The war rumbled on and life in the camp maintained a strict and predictable routine.
To keep their minds occupied and their spirits up, volunteers organised all sorts of social groups – subject, of course, to the approval of the strict prison guards.
Sewing bees, singing groups and even musical and dramatic performances took place.
The sense of camaraderie was strong. In the face of an uncertain future, everyone pulled together to boost morale wherever they could.
For several months, a group of skilled craftsmen had been working together on the construction of a chapel.
Exhausted, malnourished and seriously lacking in materials, it was a testament to their resourcefulness and sheer determination when Changi Chapel eventually opened.
It was a symbol of hope and courage in the face of adversity, not to mention a place of worship and solace.
Everyone was welcome, regardless of their faith or lack of, subject only to the whims of the Japanese guards.
On Christmas Eve 1943, Noel’s second birthday, Dorothy sat in a pew at the back of the Chapel with the child on her lap.
A familiar introduction started on the piano and she joined her fellow women prisoners in a rendition of ‘Silent Night’.
She snuggled Noel close to her and kissed the top of his dark head, closing her eyes as she enjoyed the beautiful harmonies of some of the more tuneful singers.
The Christmas carol took her back to her life in Fulham, before the war. In her mind, she was sitting next to Daisy’s piano, singing with both their families as Daisy entertained them with festive tunes. How things had changed in just a few short years.
‘Happy birthday, little man,’ she whispered to Noel as tears started to blur her vision. Noel looked up at her, distracted from the toy rabbit she had clumsily fashioned out of an old sock for his gift, and beamed at her. ‘Mama! Sing, Mama!’

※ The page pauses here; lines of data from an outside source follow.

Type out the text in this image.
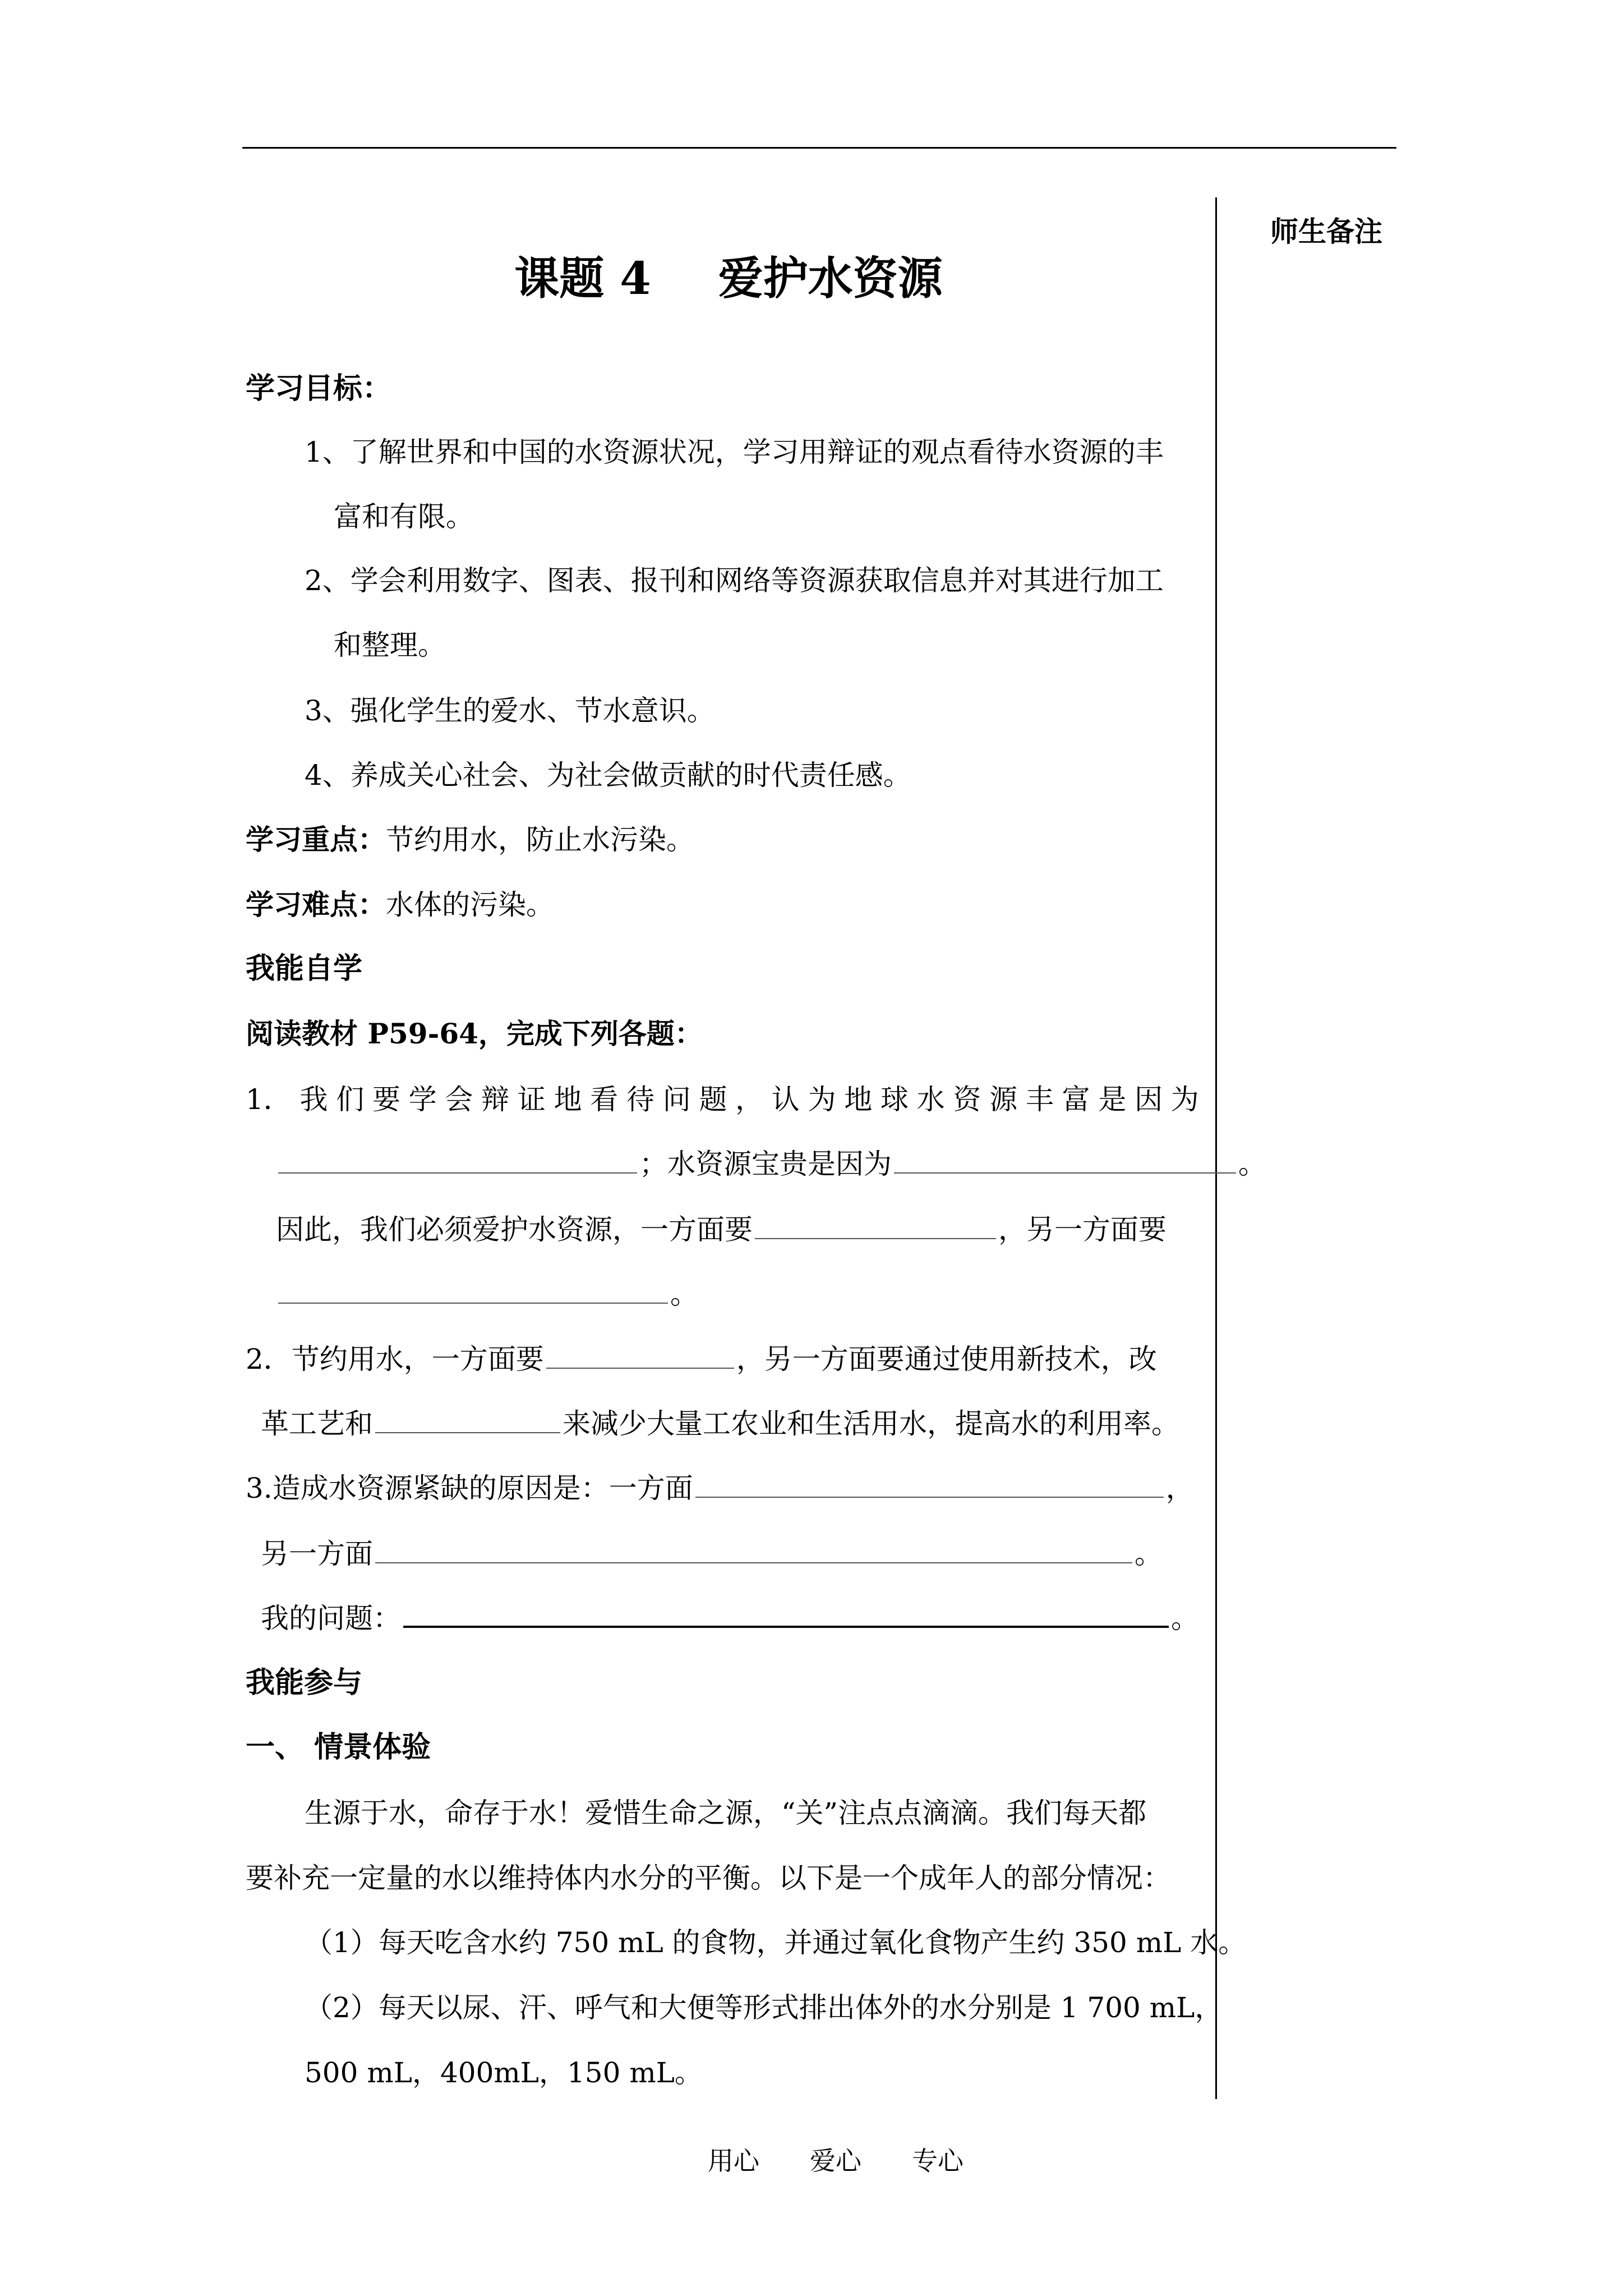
师生备注
课题 4 爱护水资源
学习目标：
1、了解世界和中国的水资源状况，学习用辩证的观点看待水资源的丰
富和有限。
2、学会利用数字、图表、报刊和网络等资源获取信息并对其进行加工
和整理。
3、强化学生的爱水、节水意识。
4、养成关心社会、为社会做贡献的时代责任感。
学习重点：节约用水，防止水污染。
学习难点：水体的污染。
我能自学
阅读教材 P59-64，完成下列各题：
1． 我 们 要 学 会 辩 证 地 看 待 问 题 ， 认 为 地 球 水 资 源 丰 富 是 因 为
；水资源宝贵是因为	。
因此，我们必须爱护水资源，一方面要	，另一方面要
。
2．节约用水，一方面要	，另一方面要通过使用新技术，改
革工艺和	来减少大量工农业和生活用水，提高水的利用率。
3.造成水资源紧缺的原因是：一方面	，
另一方面	。
我的问题：	。
我能参与
一、 情景体验
生源于水，命存于水！爱惜生命之源，“关”注点点滴滴。我们每天都
要补充一定量的水以维持体内水分的平衡。以下是一个成年人的部分情况：
（1）每天吃含水约 750 mL 的食物，并通过氧化食物产生约 350 mL 水。
（2）每天以尿、汗、呼气和大便等形式排出体外的水分别是 1 700 mL，
500 mL，400mL，150 mL。
用心 爱心 专心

She smiled through her tears as a wave of bittersweet emotion swept over her.
She was his mama. And he was her son. What would happen if – or rather when – they were released from the camp?
What would happen to Noel? She would have to take him to his grandparents in Wiltshire, as promised.
Wouldn’t she? The thought of separation from the child – her child – after all this time together felt like a knife through her heart.